In current medical practice it is occasionally used in spinal anesthesia.
Cocaine is metabolized by plasma and liver cholinesterases into water-soluble metabolites that are excreted in the urine. About 1% of the drug is excreted unchanged in the urine. With the primary metabolic event being hydrolytic ester cleavage, the main metabolite is benzoylecgonine (BE), with lesser metabolites being ecgonine methyl ester (EME) and ecgonine, and additional minor metabolites including norcocaine, p-hydroxycocaine, m-hydrococaine, p-hydroxybenzoylecgonine (pOHBE), and m-hydroxybenzoylecgonine.95 These metabolites are used for assays to detect cocaine use in suspected patients. In general, contingent on hepatic and renal function, benzoylecgonine can be detected as soon as 4 hours within the urine, and could be detectable for up to 8 days.

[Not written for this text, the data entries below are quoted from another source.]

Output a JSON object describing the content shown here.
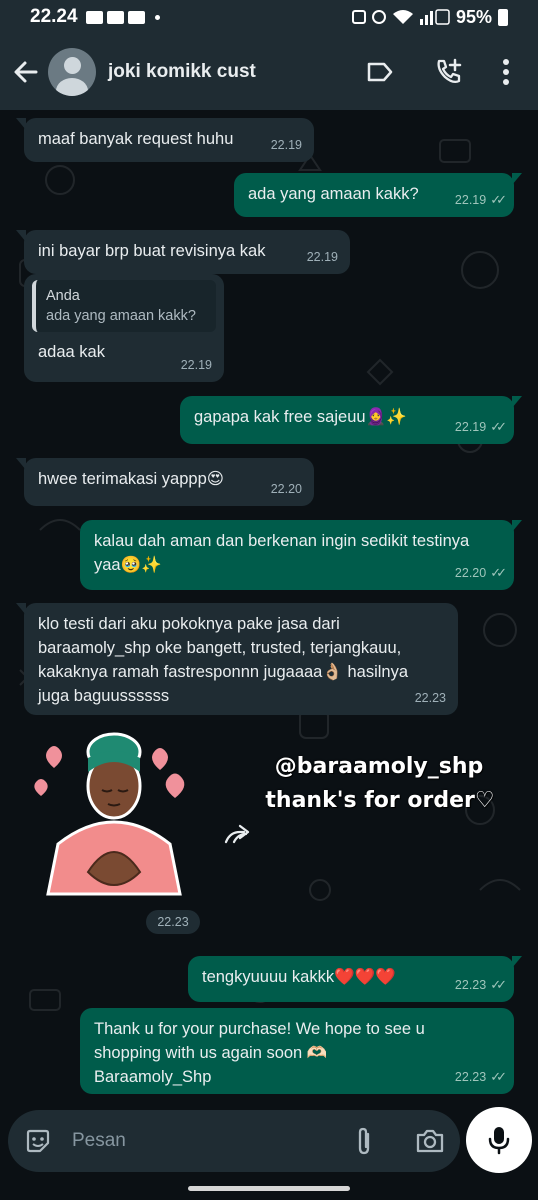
{
  "status_bar": {
    "time": "22.24",
    "battery": "95%"
  },
  "header": {
    "contact_name": "joki komikk cust"
  },
  "messages": [
    {
      "dir": "in",
      "text": "maaf banyak request huhu",
      "time": "22.19"
    },
    {
      "dir": "out",
      "text": "ada yang amaan kakk?",
      "time": "22.19"
    },
    {
      "dir": "in",
      "text": "ini bayar brp buat revisinya kak",
      "time": "22.19"
    },
    {
      "dir": "in",
      "quote_author": "Anda",
      "quote_text": "ada yang amaan kakk?",
      "text": "adaa kak",
      "time": "22.19"
    },
    {
      "dir": "out",
      "text": "gapapa kak free sajeuu🧕✨",
      "time": "22.19"
    },
    {
      "dir": "in",
      "text": "hwee terimakasi yappp😍",
      "time": "22.20"
    },
    {
      "dir": "out",
      "text": "kalau dah aman dan berkenan ingin sedikit testinya yaa🥹✨",
      "time": "22.20"
    },
    {
      "dir": "in",
      "text": "klo testi dari aku pokoknya pake jasa dari baraamoly_shp oke bangett, trusted, terjangkauu, kakaknya ramah fastresponnn jugaaaa👌🏼 hasilnya juga baguussssss",
      "time": "22.23"
    },
    {
      "dir": "out",
      "text": "tengkyuuuu kakkk❤️❤️❤️",
      "time": "22.23"
    },
    {
      "dir": "out",
      "text": "Thank u for your purchase! We hope to see u shopping with us again soon 🫶🏻 Baraamoly_Shp",
      "time": "22.23"
    }
  ],
  "sticker": {
    "time": "22.23"
  },
  "overlay": {
    "line1": "@baraamoly_shp",
    "line2": "thank's for order♡"
  },
  "composer": {
    "placeholder": "Pesan"
  },
  "colors": {
    "incoming": "#1f2c33",
    "outgoing": "#005c4b",
    "background": "#0b1014",
    "accent": "#00a884"
  }
}
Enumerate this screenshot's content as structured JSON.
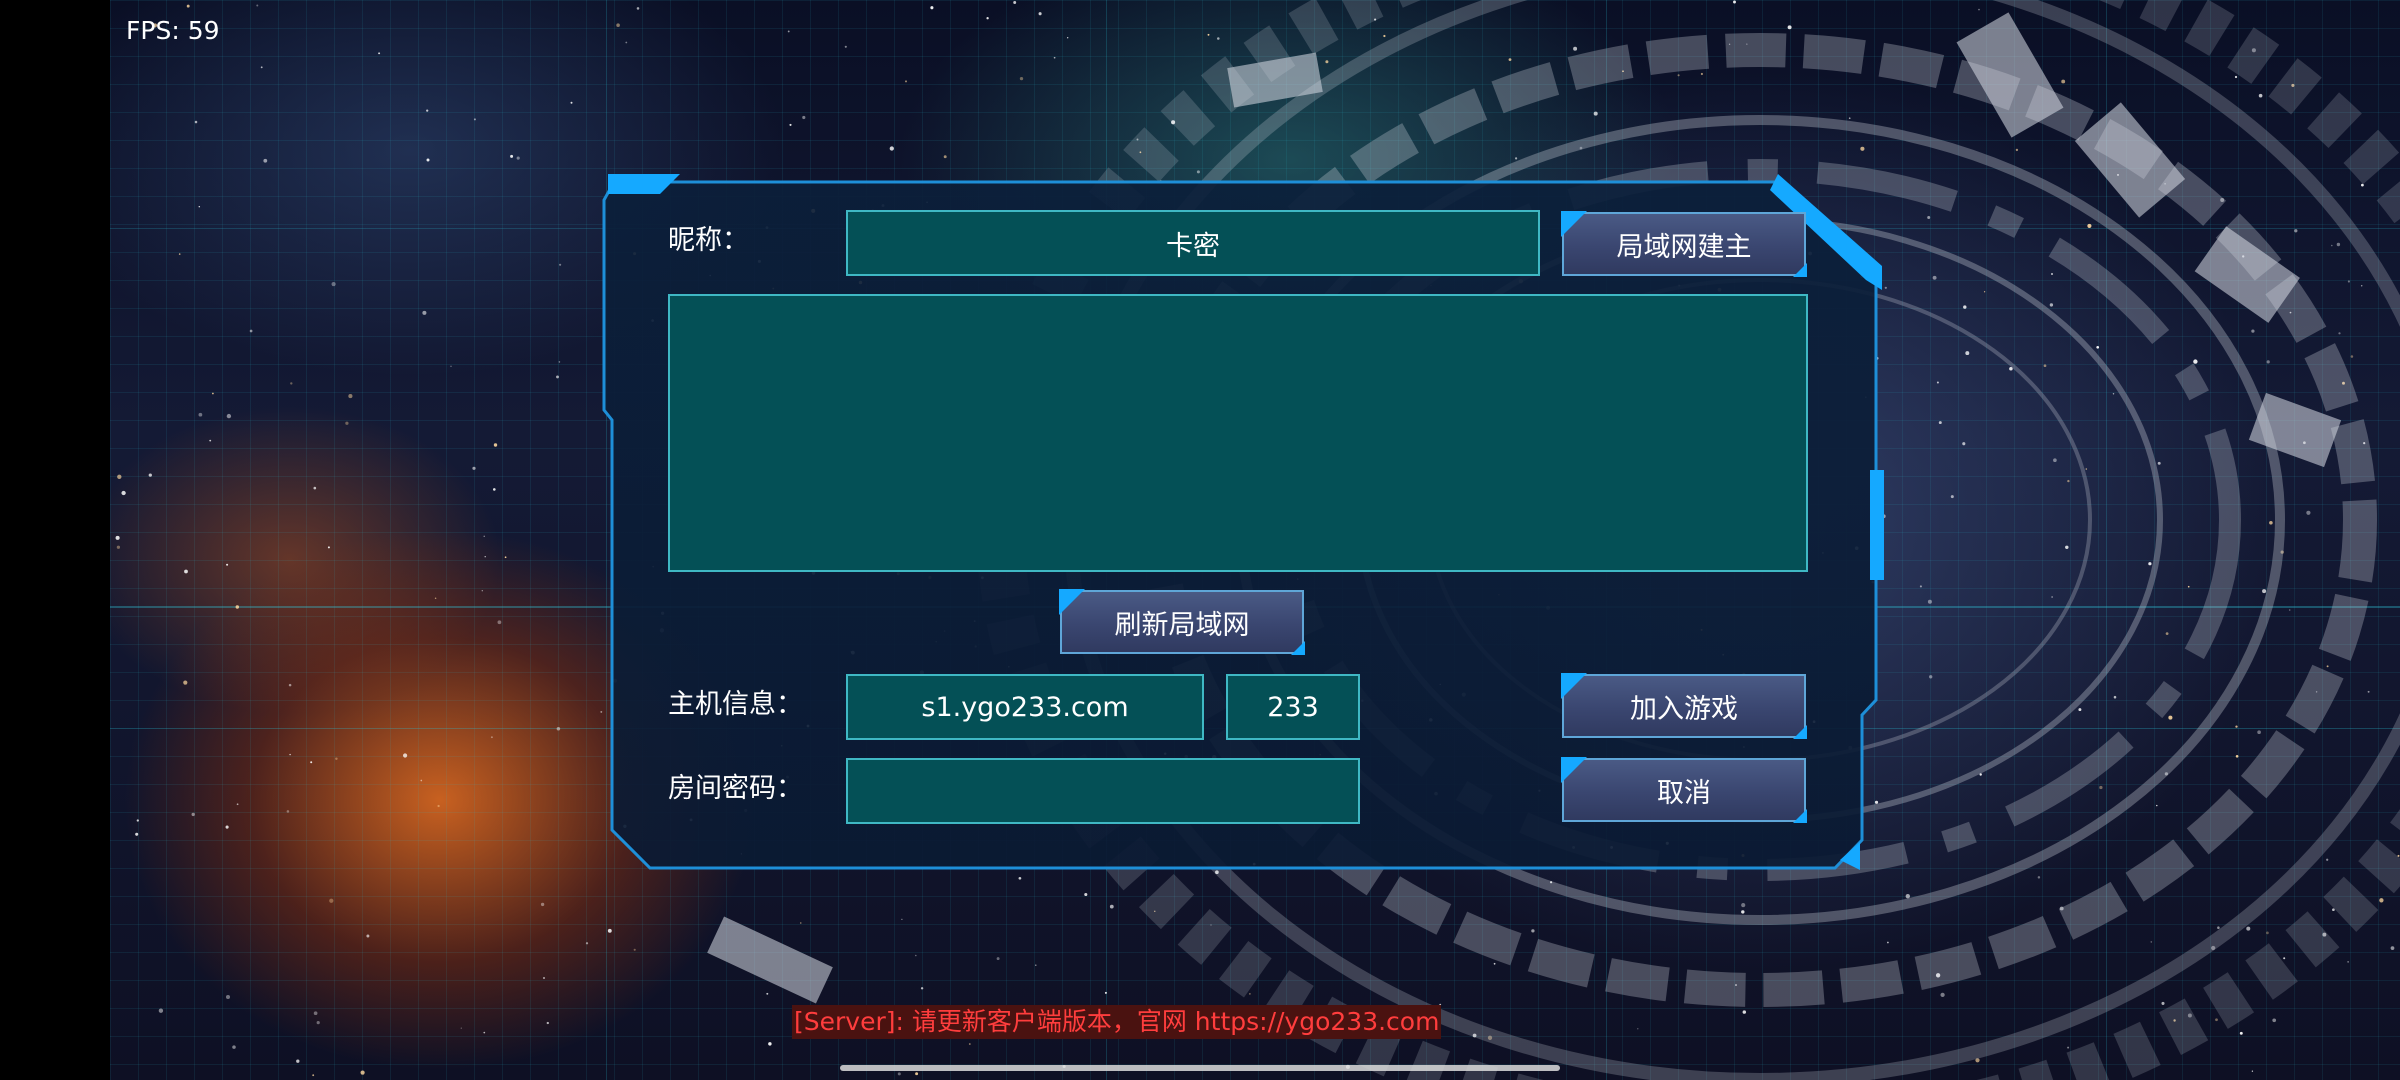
{
  "fps": "FPS: 59",
  "dialog": {
    "nickname_label": "昵称：",
    "nickname_value": "卡密",
    "lan_host_button": "局域网建主",
    "refresh_lan_button": "刷新局域网",
    "host_info_label": "主机信息：",
    "host_address": "s1.ygo233.com",
    "host_port": "233",
    "join_game_button": "加入游戏",
    "room_password_label": "房间密码：",
    "room_password_value": "",
    "cancel_button": "取消"
  },
  "server_message": "[Server]: 请更新客户端版本，官网 https://ygo233.com",
  "colors": {
    "field_bg": "#045056",
    "frame_accent": "#15a9ff",
    "server_text": "#ff3d3d",
    "button_bg": "#3a4670"
  }
}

Accordingly, any disease or physiological states, such as pseudocholinesterase deficiency or pregnancy can prolong the elimination life of cocaine. Cocaine in addition to being a local anesthetic, is a serotonin-norepinephrine-dopamine reuptake inhibitor, with affects on the mesolimbic reward pathway that renders it addictive.96
Given cocaine’s strong inherent ability to produce intense vasoconstriction, in modern medical practice, it is predominantly used for nasal and lacrimal duct surgery and as an adjunct in nasal fiberoptic intubation.